A survey we conducted among 100 companies with an entity in India revealed that 42% consider finding and retaining suitable staff the biggest challenge. 61% of these companies indicate that good, local HR policies are the solution to this problem, yet only 20% of them actually have an HR team in India. "A good HR policy is an under-appreciated issue among Indian subsidiaries of European companies," says Deepmala. "I have assisted hundreds of companies in finding suitable staff, but never has the HR team from the head office travelled to India to participate in such an interview process. Many companies see it as a by-product, when in fact it is the driving force behind a successful business in India."

Focus on talent retention

"I have a very controversial view on turnover," Deepmala says. "I like turnover because it gives a company a chance to bring in an employee with better skills than his predecessor. Of course, it depends on which positions have the highest turnover. If they are critical positions, high turnover is very problematic for the results that a company can achieve." It is therefore important, she says, for the local HR department to identify which skills, positions or people the company cannot do without. "Instead of wasting all your energy and a lot of money on keeping 90% of your employees on board, it is smarter to focus on the most important talents, about 20% of the organisation. Despite the fact that a good salary is essential to retain an employee, Indian employees, like their European counterparts, are no longer satisfied with just a pay rise, but want to develop professionally and personally. Therefore, make sure you have appropriate HR policies in place that offer growth opportunities to these talents."

Lack of structure

Is your Indian entity stagnating in growth, but you are not questioning your business strategies? Then, according to Deepmala, it is good to check whether everyone in the company is in the right place. "When a company comes to IndiaConnected with such a problem, we start with a corporate restructuring process. We take assessments of the employees in key positions within the company and conduct interviews with all employees. This is the only way we can find out what the underlying problem is that is causing the growth to stagnate. One problem I often encounter is a lack of structure. There is a big cultural difference between India and Europe that needs to be kept in mind: hierarchy. In India, we have a strong need for a clear leader. If there isn't one, employees tend to build their own power structure, which doesn't always work in favour of the company."
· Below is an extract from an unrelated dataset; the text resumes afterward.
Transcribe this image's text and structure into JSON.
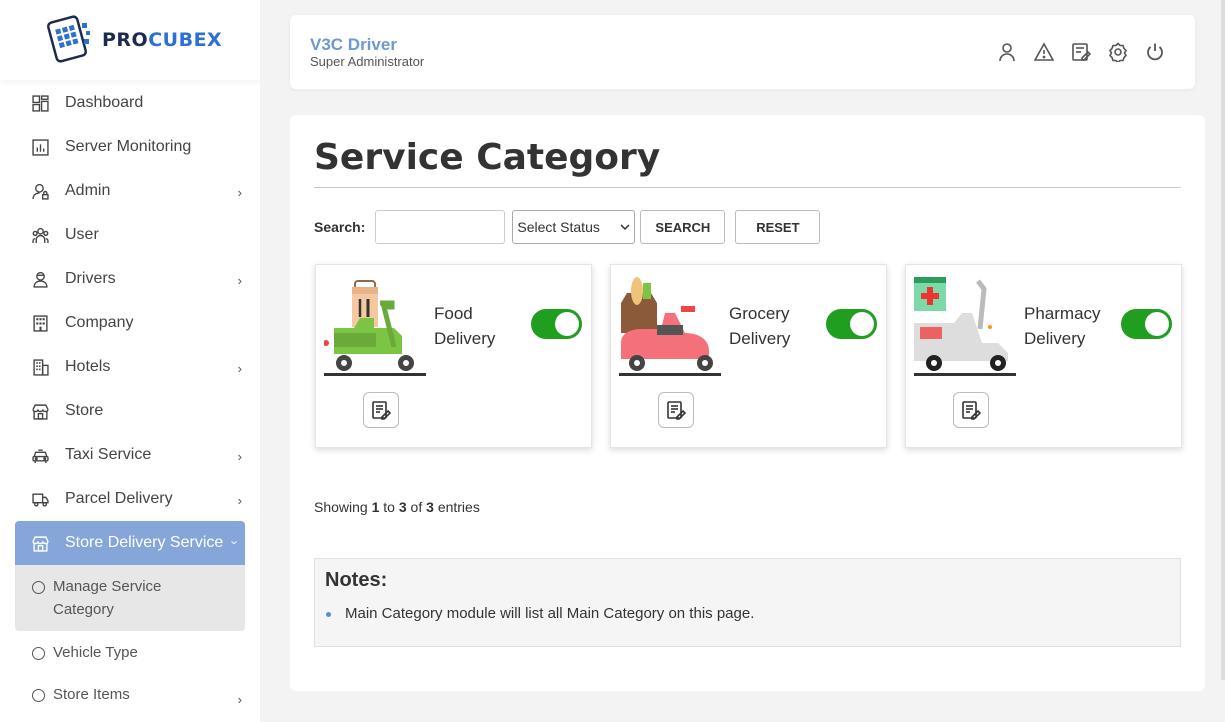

How an imbalance in the company structure resulted in a hostage director 

"I have been involved in an extreme example myself," Deepmala says. "I was sent to a factory in Mumbai where the staff had been on strike for three days. The head office in Europe had no idea why and could not get in touch with the managing director. Once I arrived, I found a man standing guard at the door of the managing director's office. I had to bargain with him to get access to the office and once inside I understood why. The workers of the factory had been holding the managing director hostage for three days. After many talks with the strikers, I came to the conclusion that the problem was actually very simple and that there was absolutely no need to go on strike to solve it. But it had gotten so out of hand, because the manager was not a good match for the position. He had been chosen for his impressive CV, but had no experience of managing such a large group of workers, let alone factory workers. If the HR team had checked for these skills when recruiting the manager, this misery could easily have been avoided."

HR as a sparring partner of management

HR should not be treated as an administrative department. "We have touched on it several times, but the success of a company depends on its people. My advice for any company with an Indian entity is to be smart about costs and hire only one senior HR manager. This HR manager should have a strong position in the company, where he or she can not only intervene and handle abuses in the right way, but also give guidance to the management. In addition, this HR manager must be a sparring partner of the executive. After all, future objectives can only be realised with the right people in the right places. The HR manager can not only ensure that the right people are retrained and moved on, but can also recruit new suitable staff with these future objectives in mind."

Common mistake

"Many companies choose to start with one agent or manager and then also make them responsible for building a team once the entity starts to grow," Deepmala explains. "That doesn't work well in many cases. What we often see is that European companies choose their first agent or manager based on his past success, but don't take into account how he was able to achieve those successes. Is that all to his credit or did he have a support team?" 

In almost all cases, it is the latter, according to Deepmala. "Such a manager or agent therefore embarks on a very tough trajectory in a start-up company, in which he is completely on his own and not performing at his full capacity. This is often already visible in the results, but is attributed to the fact that the entity is in the start-up phase. As soon as this manager can start hiring people, he will immediately choose former colleagues with whom he could work well in his previous work environment. They are the right choices for him, but not necessarily for the positions they will fill within the company. In addition, these employees are taken away from their current employer, which means a substantial increase in salary in their new job. I have seen situations where this practice led to the company selling more, but never making a profit." According to Deepmala, this situation can be avoided very simply. "Don't think lightly about HR, but dare to invest in it from the very beginning."

 

Financing your business in India: these are your options

 

What is the smartest way to finance your subsidiary or branch in India? This is often a thorny issue for European companies, partly due to Indian regulations. We have listed the various strategic options for you.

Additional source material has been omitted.